Apesar da evolução francamente positiva dos resultados operacionais, o exercício de 2011 apresenta resultados líquidos negativos no valor de 397 milhões de euros. Este valor justifica-se, em grande medida, pela dimensão dos encargos relacionados com “juros e gastos similares” (mais de 136 milhões), “reduções de justo valor dos instrumentos financeiros derivados” (mais de 135 milhões) e “provisões” (perto de 55 milhões). Assim, o esforço de contenção e racionalização promovido, de forma eficaz, em áreas do domínio do Conselho de Administração da Metro do Porto acaba diluído em valores mais expressivos – relacionados fundamentalmente com a construção da infra-estrutura -, e que de todo escapam à esfera da gestão da empresa. Na sua mensagem aos accionistas, e num alerta que vem sendo repetido no balanço de anteriores exercícios, Ricardo Fonseca, Presidente do Conselho de Administração da empresa, aponta o «desajustado modelo de financiamento do projecto do Metro do Porto» como principal explicação para «resultados significativamente negativos».

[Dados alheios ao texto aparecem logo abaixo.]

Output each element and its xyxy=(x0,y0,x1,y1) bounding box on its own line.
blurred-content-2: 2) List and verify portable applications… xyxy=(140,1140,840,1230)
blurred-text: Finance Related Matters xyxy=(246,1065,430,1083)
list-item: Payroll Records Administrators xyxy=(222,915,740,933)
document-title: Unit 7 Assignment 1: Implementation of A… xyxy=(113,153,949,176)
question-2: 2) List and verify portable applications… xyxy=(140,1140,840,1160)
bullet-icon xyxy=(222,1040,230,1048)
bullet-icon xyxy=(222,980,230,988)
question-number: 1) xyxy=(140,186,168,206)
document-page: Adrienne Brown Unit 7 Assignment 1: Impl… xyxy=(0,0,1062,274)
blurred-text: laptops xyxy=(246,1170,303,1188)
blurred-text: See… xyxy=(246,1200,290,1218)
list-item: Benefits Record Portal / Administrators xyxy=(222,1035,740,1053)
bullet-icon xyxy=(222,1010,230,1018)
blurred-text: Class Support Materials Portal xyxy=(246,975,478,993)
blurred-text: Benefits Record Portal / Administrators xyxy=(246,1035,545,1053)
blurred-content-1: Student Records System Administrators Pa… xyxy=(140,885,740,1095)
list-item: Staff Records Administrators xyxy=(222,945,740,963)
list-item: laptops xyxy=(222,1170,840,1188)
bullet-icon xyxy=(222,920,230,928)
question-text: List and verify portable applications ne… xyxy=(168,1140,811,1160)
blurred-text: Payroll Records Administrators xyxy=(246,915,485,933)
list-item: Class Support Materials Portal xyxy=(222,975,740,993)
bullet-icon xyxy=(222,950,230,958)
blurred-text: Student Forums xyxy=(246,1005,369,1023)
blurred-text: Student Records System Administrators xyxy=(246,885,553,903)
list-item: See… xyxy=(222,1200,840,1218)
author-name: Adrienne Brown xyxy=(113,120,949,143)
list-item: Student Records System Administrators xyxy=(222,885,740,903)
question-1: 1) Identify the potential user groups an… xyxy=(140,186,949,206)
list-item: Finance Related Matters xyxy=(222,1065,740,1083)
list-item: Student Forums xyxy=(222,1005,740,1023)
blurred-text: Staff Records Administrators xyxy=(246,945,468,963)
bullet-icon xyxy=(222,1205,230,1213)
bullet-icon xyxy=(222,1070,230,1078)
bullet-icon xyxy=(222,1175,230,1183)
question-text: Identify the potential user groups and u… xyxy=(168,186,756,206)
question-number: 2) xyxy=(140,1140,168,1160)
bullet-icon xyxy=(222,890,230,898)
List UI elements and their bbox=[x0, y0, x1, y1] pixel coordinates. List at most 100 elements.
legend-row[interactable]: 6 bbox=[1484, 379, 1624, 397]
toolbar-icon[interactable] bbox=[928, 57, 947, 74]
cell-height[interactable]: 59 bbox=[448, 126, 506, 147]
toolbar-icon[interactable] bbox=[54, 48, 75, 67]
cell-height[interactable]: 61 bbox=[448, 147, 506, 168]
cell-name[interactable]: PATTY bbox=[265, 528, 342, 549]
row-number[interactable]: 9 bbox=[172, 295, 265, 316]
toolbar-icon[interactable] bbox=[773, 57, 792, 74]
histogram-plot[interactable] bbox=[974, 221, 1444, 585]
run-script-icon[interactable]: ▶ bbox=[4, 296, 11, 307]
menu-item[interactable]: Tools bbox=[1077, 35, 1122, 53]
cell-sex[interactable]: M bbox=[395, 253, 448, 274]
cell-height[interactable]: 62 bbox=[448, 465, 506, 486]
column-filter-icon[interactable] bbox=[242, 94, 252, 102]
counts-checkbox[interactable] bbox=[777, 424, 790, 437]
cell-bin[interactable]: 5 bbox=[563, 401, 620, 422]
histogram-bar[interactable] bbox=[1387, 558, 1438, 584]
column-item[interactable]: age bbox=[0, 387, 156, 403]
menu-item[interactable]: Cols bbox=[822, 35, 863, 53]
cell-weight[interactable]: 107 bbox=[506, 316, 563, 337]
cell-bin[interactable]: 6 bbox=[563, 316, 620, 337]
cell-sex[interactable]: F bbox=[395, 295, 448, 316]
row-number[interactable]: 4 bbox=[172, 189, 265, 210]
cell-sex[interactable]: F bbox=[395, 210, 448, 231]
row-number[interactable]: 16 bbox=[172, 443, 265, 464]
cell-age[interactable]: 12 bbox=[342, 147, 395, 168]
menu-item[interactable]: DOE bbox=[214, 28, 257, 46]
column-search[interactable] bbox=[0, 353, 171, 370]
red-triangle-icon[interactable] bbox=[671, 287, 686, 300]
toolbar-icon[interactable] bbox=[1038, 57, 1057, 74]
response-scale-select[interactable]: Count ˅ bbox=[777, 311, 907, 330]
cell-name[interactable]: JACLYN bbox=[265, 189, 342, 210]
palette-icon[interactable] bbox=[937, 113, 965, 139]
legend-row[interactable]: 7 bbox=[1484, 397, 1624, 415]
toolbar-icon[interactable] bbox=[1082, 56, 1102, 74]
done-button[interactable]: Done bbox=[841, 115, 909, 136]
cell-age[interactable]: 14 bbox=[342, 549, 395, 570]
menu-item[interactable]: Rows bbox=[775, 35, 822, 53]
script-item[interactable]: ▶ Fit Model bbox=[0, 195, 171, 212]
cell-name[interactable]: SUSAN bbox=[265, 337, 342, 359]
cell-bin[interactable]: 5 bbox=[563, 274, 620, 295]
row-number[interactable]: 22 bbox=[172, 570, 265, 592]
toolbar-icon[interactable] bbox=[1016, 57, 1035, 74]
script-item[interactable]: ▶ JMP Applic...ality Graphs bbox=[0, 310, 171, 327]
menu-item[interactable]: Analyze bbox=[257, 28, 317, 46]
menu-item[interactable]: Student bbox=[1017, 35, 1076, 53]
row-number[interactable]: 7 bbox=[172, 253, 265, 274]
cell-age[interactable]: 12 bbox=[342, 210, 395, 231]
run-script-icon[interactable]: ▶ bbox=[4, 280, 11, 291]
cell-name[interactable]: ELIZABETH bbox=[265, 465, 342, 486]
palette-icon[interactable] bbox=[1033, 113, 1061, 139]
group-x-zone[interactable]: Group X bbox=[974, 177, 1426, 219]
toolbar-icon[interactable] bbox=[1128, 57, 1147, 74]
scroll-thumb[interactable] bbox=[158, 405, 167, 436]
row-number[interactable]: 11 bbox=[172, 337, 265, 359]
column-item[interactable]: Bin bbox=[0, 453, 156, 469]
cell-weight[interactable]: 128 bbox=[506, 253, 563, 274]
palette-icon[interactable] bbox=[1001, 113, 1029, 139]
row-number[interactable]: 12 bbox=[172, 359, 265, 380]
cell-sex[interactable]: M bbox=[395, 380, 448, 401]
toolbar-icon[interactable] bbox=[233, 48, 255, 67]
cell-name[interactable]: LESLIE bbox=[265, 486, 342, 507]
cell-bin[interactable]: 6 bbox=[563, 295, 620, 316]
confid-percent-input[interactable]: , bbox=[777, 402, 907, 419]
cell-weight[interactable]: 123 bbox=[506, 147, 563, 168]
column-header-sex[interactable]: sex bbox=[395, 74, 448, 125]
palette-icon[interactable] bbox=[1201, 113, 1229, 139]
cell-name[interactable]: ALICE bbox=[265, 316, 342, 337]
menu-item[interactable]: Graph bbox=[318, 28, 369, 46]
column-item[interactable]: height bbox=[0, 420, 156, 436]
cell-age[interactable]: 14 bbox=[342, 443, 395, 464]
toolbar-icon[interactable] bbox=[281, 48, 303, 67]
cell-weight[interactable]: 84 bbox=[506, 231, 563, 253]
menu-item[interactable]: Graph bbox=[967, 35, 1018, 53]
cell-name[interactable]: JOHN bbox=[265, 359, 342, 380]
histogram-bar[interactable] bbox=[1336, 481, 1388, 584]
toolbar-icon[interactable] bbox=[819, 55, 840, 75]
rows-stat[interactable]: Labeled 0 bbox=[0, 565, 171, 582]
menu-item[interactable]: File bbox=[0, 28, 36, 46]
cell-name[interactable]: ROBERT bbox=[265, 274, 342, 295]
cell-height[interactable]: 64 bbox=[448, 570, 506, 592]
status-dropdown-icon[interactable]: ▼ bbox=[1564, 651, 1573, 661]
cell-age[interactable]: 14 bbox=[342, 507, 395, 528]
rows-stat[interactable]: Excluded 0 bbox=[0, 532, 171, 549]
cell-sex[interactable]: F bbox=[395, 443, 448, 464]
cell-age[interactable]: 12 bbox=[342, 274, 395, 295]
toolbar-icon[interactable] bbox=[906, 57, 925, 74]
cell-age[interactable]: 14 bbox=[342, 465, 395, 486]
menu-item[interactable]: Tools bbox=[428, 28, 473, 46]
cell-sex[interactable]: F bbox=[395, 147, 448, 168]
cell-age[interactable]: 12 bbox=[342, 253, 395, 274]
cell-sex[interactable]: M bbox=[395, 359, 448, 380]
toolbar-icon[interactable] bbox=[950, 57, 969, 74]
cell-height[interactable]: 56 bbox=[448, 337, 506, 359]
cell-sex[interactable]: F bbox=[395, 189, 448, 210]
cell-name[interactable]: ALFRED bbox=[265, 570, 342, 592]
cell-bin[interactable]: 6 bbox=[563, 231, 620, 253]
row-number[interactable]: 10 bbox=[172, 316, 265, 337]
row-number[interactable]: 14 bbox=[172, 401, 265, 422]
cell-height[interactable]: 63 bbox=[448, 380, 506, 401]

O ano de 2011 fica igualmente marcado pela abertura comercial da Linha Laranja (F), entre a Estação Estádio do Dragão e a Estação de Fânzeres (a 2 de Janeiro), e pelo prolongamento da Linha Amarela (D) entre D. João II e Santo Ovídio (a 15 de Outubro). A conclusão destas duas frentes de obra, agora disponíveis ao público, deu por terminada a Primeira Fase da Rede do Metro do Porto.

A Metro do Porto continua a ser uma entidade que prima pela responsabilidade social e ambiental, tendo obtido em 2011 a certificação do seu Sistema de Gestão nas áreas de Ambiente e Qualidade, de acordo com as rigorosas normas europeias. Este reconhecimento estimula, ainda mais, a empresa a responder às exigências dos clientes a nível de conforto, pontualidade e fiabilidade do Sistema.